The --consensus flag chooses whether to initialize the configuration with a raft or a crdt section. All peers should be initialized in the same way. The choice between raft and crdt depends on multiple factors and affects how the cluster is started and the peerset modified. We have gathered more in-depth explanations in the Consensus Components section.

The new service.json file generated by ipfs-cluster-service init will have a randomly generated secret value in the cluster section. For a Cluster to work, this value should be the same in all cluster peers. This is usually a source of pitfalls since initializing default configurations everywhere results in different random secrets.

If present, the CLUSTER_SECRET environment value is used when running ipfs-cluster-service init to set the cluster secret value.

Remote configuration

ipfs-cluster-service can be initialized to use a remote configuration file accessible on an HTTP(s) location which is read to obtain the running configuration every time the peer is launched. This is useful to initialize all peers with the same configuration and provide seamless upgrades to it.

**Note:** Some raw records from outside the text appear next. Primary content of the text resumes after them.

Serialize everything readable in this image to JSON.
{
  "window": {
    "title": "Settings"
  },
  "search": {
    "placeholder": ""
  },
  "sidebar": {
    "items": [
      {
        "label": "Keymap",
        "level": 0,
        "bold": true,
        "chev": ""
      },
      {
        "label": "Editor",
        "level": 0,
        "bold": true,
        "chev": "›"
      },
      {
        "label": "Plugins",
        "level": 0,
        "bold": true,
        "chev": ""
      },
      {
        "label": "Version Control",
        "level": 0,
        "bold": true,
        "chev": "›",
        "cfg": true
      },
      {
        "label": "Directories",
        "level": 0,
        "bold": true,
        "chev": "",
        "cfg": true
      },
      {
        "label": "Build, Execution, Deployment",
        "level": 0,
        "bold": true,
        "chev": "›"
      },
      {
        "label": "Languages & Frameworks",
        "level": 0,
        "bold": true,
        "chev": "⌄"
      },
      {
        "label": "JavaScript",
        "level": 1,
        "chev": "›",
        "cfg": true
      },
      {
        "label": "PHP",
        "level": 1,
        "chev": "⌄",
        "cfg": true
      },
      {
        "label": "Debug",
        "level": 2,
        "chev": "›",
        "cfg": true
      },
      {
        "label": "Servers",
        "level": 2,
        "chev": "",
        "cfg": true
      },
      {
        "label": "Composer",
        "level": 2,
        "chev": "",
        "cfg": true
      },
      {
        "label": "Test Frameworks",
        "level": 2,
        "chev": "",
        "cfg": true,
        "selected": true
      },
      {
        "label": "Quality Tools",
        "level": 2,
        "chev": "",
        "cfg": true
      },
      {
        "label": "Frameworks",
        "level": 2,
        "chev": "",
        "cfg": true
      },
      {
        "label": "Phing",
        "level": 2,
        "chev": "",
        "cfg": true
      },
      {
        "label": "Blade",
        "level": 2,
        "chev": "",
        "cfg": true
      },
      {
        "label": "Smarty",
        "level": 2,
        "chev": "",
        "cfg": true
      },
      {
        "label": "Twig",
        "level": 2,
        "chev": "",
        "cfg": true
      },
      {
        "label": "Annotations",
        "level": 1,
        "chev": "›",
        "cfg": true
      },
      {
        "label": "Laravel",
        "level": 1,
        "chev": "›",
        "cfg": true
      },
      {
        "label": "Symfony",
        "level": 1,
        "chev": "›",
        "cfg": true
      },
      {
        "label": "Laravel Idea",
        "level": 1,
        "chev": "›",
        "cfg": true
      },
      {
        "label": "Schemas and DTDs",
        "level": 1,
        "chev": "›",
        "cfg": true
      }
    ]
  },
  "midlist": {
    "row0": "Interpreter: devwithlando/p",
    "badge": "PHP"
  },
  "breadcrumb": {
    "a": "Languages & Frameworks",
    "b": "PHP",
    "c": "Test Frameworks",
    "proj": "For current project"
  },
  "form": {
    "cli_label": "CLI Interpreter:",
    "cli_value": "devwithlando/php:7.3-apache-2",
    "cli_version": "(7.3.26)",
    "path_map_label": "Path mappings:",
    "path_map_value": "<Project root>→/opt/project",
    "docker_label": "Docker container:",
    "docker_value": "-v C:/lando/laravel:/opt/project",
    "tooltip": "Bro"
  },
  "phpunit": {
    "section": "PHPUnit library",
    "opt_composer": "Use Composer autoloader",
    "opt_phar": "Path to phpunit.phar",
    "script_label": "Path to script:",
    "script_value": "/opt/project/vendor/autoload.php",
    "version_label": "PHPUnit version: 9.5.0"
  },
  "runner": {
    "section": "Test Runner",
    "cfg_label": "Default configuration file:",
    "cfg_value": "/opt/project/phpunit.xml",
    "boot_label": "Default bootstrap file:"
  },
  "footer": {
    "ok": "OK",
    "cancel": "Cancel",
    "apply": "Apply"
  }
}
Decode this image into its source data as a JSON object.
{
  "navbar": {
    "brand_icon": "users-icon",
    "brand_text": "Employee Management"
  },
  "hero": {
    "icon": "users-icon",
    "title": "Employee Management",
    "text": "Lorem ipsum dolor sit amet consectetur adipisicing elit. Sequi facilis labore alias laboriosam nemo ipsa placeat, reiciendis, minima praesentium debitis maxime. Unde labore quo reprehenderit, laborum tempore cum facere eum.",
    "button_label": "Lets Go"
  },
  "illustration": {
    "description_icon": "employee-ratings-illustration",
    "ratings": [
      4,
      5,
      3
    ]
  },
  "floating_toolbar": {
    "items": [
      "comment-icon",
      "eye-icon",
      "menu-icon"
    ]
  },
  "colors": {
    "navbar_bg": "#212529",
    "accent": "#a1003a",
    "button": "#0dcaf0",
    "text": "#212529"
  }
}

A good trick is to use IPFS to store the actual configuration and, for example, call init with a gateway url as follows:

$ ipfs-cluster-service init http://localhost:8080/ipns/config.mydomain.com

(a DNSLink TXT record needs to be configured for the example above to work. A regular URL can be used too).

Do not host configurations publicly unless it is OK to expose the Cluster secret. This is only OK in crdt-based clusters which have configured trusted_peers to other than *.

Trusted peers

The crdt section of the service.json file includes a single * value for the trusted_peers array. By default, peers running on crdt-mode trusts all other peers. In raft mode, all peers trust all other peers and this option does not exist.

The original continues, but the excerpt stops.